Introduction
Strategic alliances between companies are usually short-term and aimed at resolving local problems. Competitiveness is one of the crucial components for each business, and they all plan their activities to increase it. Alliances are successful only when they increase the competitiveness of each of their members, not when they are long-term and stable. Thus, the company should terminate its participation rather than suffer losses. It means that strategic alliances are temporary by nature, as there are no motivations for the company to realize any goals other than its own.
The Temporary Nature of Strategic Alliances: Understanding the Reasons
Coopetition
The business environment is competitive, and all firms aim to create value. The term coopetition, coined by researchers in the late 20th century, is suitable for describing these specific strategic connections between firms (Gnyawali & Charleton, 2018). They compete and cooperate simultaneously to realize their goals and learn something from their partners’ practices.
Companies mostly see alliances as opportunities to increase their competitiveness rather than help other companies achieve something (O’Dwyer & Gilmore, 2018). No common goals or ideas can be the core of the alliance; the only mutual benefit is usually short-term. If one company is larger than the other, it can acquire it or build a joint venture if the latter is unwilling to sell the company (Wheelen et al., 2018). If both companies are similar in size, they can cooperate to improve their competitiveness, learn something new, and increase their market shares while continuing to compete (Cui et al., 2018). In that way, it is natural for business alliances to be short-term and local.

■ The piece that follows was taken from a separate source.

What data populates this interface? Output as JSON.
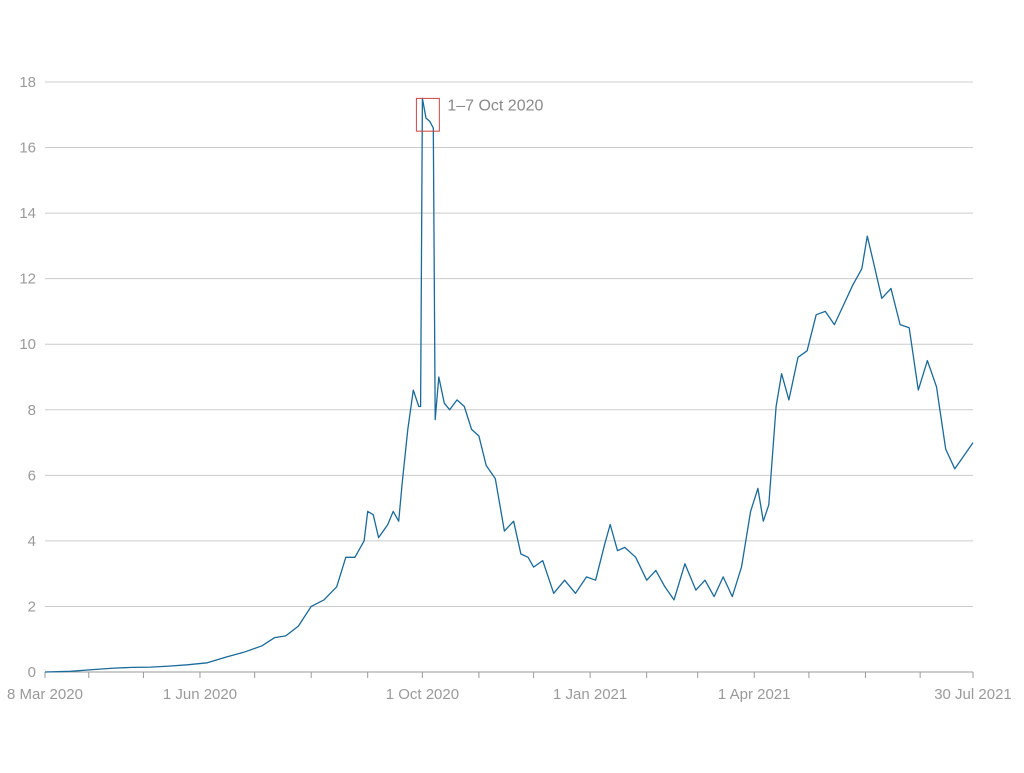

Possibility of Long-Term Cooperation
Long-term alliances are also possible, but they are stable only when both organizations operate in different areas. For example, a technology company can cooperate with a scientific facility to test its projects and increase its value in research and development (Wheelen et al., 2018). In turn, they provide the facility with better equipment and invest money in it; thus, such an alliance has long-term benefits and can be stable and last for years.
Alliance capability and value can be evaluated to see whether it would be suitable for companies to cooperate, and they mostly do this to compete with more significant market players successfully (O’Dwyer & Gilmore, 2018). During the cooperation, both firms will likely try to understand each other’s practices and learn something from each other for their benefit (Cui et al., 2018). The alliance will probably break as soon as at least one company realizes it can accomplish its goals by itself.
Conclusion
Therefore, corporate strategic alliances can only be long-term when they mutually benefit clearly. In other cases, they will be short and local, aimed at expanding the companies’ capabilities and increasing their values, but not helping each other directly. Competition is an excellent term for such relationships: companies can collectively use some of their facilities and knowledge to increase their competitiveness. However, they always aim to realize their strategic goals, and the company leaves the alliance as soon as it stops generating value.
References
Cui, V., Yang, H., & Vertinsky, I. (2018). Attacking your partners: Strategic alliances and competition between partners in product markets. Strategic Management Journal, 39(12), 3116–3139. Web.
Gnyawali, D. R., & Charleton, T. R. (2018). Nuances in the interplay of competition and cooperation: Towards a theory of coopetition. Journal of Management, 44(7), 2511–2534. Web.
O’Dwyer, M., & Gilmore, A. (2018). Value and alliance capability and the formation of strategic alliances in SMEs: The impact of customer orientation and resource optimisation. Journal of Business Research, 87, 58–68. Web.
Wheelen, T. L., Hunger, D. J., Hoffman, A. N., & Bamford, C. E. (2018). Strategic management and business policy: Globalization, innovation and sustainability (15th ed.). Pearson.